Mathetes (disciple) implies relationship to a teacher. In the New Testament mathetes occurs … some 250 times, almost always for those who follow Jesus. Acts has it in the absolute for a disciple of Jesus. In each instance we find attachment to a person. Jesus as the head of the group is expected to give the ruling. The destiny of the disciples is bound up with his. A unique aspect of New Testament discipleship is that his teaching has force only when there is first a commitment to his person (Theological Dict. of the NT, pgs 556-560).

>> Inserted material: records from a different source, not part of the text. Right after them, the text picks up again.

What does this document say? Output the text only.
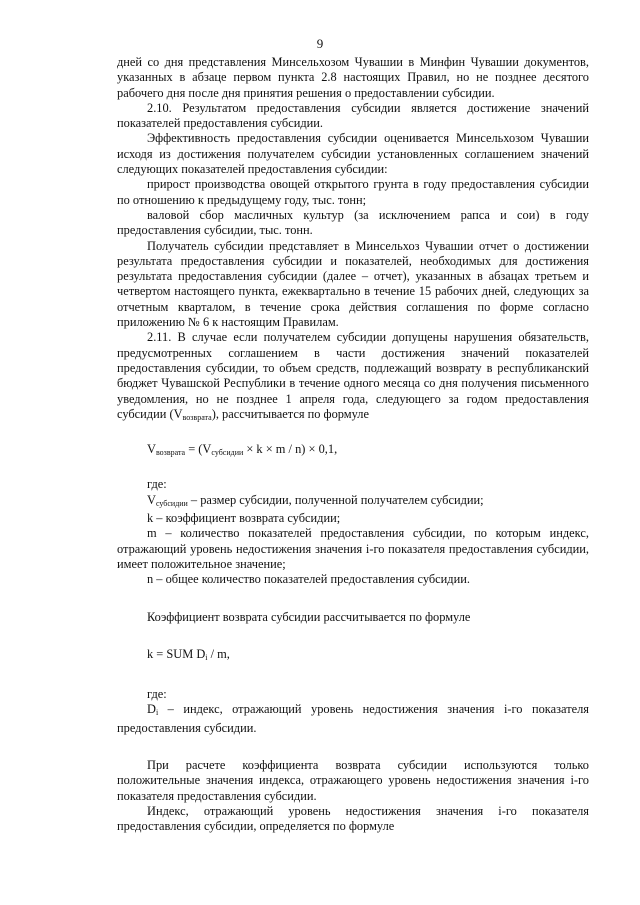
9

дней со дня представления Минсельхозом Чувашии в Минфин Чувашии документов, указанных в абзаце первом пункта 2.8 настоящих Правил, но не позднее десятого рабочего дня после дня принятия решения о предоставлении субсидии.

2.10. Результатом предоставления субсидии является достижение значений показателей предоставления субсидии.

Эффективность предоставления субсидии оценивается Минсельхозом Чувашии исходя из достижения получателем субсидии установленных соглашением значений следующих показателей предоставления субсидии:

прирост производства овощей открытого грунта в году предоставления субсидии по отношению к предыдущему году, тыс. тонн;

валовой сбор масличных культур (за исключением рапса и сои) в году предоставления субсидии, тыс. тонн.

Получатель субсидии представляет в Минсельхоз Чувашии отчет о достижении результата предоставления субсидии и показателей, необходимых для достижения результата предоставления субсидии (далее – отчет), указанных в абзацах третьем и четвертом настоящего пункта, ежеквартально в течение 15 рабочих дней, следующих за отчетным кварталом, в течение срока действия соглашения по форме согласно приложению № 6 к настоящим Правилам.

2.11. В случае если получателем субсидии допущены нарушения обязательств, предусмотренных соглашением в части достижения значений показателей предоставления субсидии, то объем средств, подлежащий возврату в республиканский бюджет Чувашской Республики в течение одного месяца со дня получения письменного уведомления, но не позднее 1 апреля года, следующего за годом предоставления субсидии $(V_{возврата})$, рассчитывается по формуле

$V_{возврата} = (V_{субсидии} \times k \times m / n) \times 0,1$,

где:

$V_{субсидии}$ – размер субсидии, полученной получателем субсидии;

k – коэффициент возврата субсидии;

m – количество показателей предоставления субсидии, по которым индекс, отражающий уровень недостижения значения i-го показателя предоставления субсидии, имеет положительное значение;

n – общее количество показателей предоставления субсидии.

Коэффициент возврата субсидии рассчитывается по формуле

k = SUM $D_i$ / m,

где:

$D_i$ – индекс, отражающий уровень недостижения значения i-го показателя предоставления субсидии.

При расчете коэффициента возврата субсидии используются только положительные значения индекса, отражающего уровень недостижения значения i-го показателя предоставления субсидии.

Индекс, отражающий уровень недостижения значения i-го показателя предоставления субсидии, определяется по формуле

In the New Testament, the words connected with discipleship are applied chiefly to the followers of Jesus and describe the life of faith to follow, follow after and imitate. Learning is no mere intellectual process by which one acquires teaching about Christ. It implies acceptance of Christ Himself. Following Jesus as a disciple means the unconditional sacrifice of his whole life, for the whole of life (New International Dict. of NT Theology, vol. 1, pgs., 480-490).
In at least some cases it meant literal abandonment of home, business ties and possessions, but in every cas readiness to put the claims of Jesus first, whatever the cost (New Bible Dict., p. 285).15
The verb “to follow” occurs about eighty times in the gospels, and exclusively describes the relationship between the earthly Jesus and His companions. It became a synonym for disciple (Zondervan Pictorial Encyclopedia, pgs., 129-130).
Jesus charged his followers to “go and make disciples of all nations” (Matt. 28:19). The mission was not to win loose adherents… Instead, Jesus said to his disciples that they were to teach those who believe “to obey everything” he had commanded them (Matt. 28:20). Jesus defined the goal of discipling when he said, “A student (mathetes) is not above his teacher, but everyone who is fully trained will be like his teacher” (Luke 6:40). Likeness, not simply knowledge, was the goal of Jewish discipleship. And likeness to Jesus himself is the goal God has for you and me (Romans 8:29; 1 John 3:2) (Expository Dict. of Bible Words, pgs., 226-227).
Jesus said, “\\\\\\\\\\\\\\\"If anyone comes to me and does not hate his father and mother, his wife and children, his brothers and sisters--yes, even his own life--he cannot be my disciple” (Luke 14:26).
Conclusion and Objections: The real objection (to the Scriptures that emphasize discipleship) is that to be a Christian requires no effort (it is by grace). To be a “disciple” requires real sacrifice and commitment. The truth is, that the redemption of Christ required no effort on our part, it is perfect and requires no effort from us. But Christ’s call is for our whole and absolute life. He did not call some to be Christians and some to be disciples, they were to be the same. Jesus saves us by his blood, but his rights over us are absolute… He is King, Lord and Saviour.
Jesus call requires a change of heart. This change of heart, is a change of direction and is toward God (See Acts 20:21), and away from Satan. This turn was toward discipleship. As one turned, God offered by grace, through Jesus blood the gift of righteousness (forgiveness). Christ did not offer his benefits without taking his Person. The call was toward God and Christ, this is discipleship, a call and allegiance to Him, but not to his benefits without taking his Person.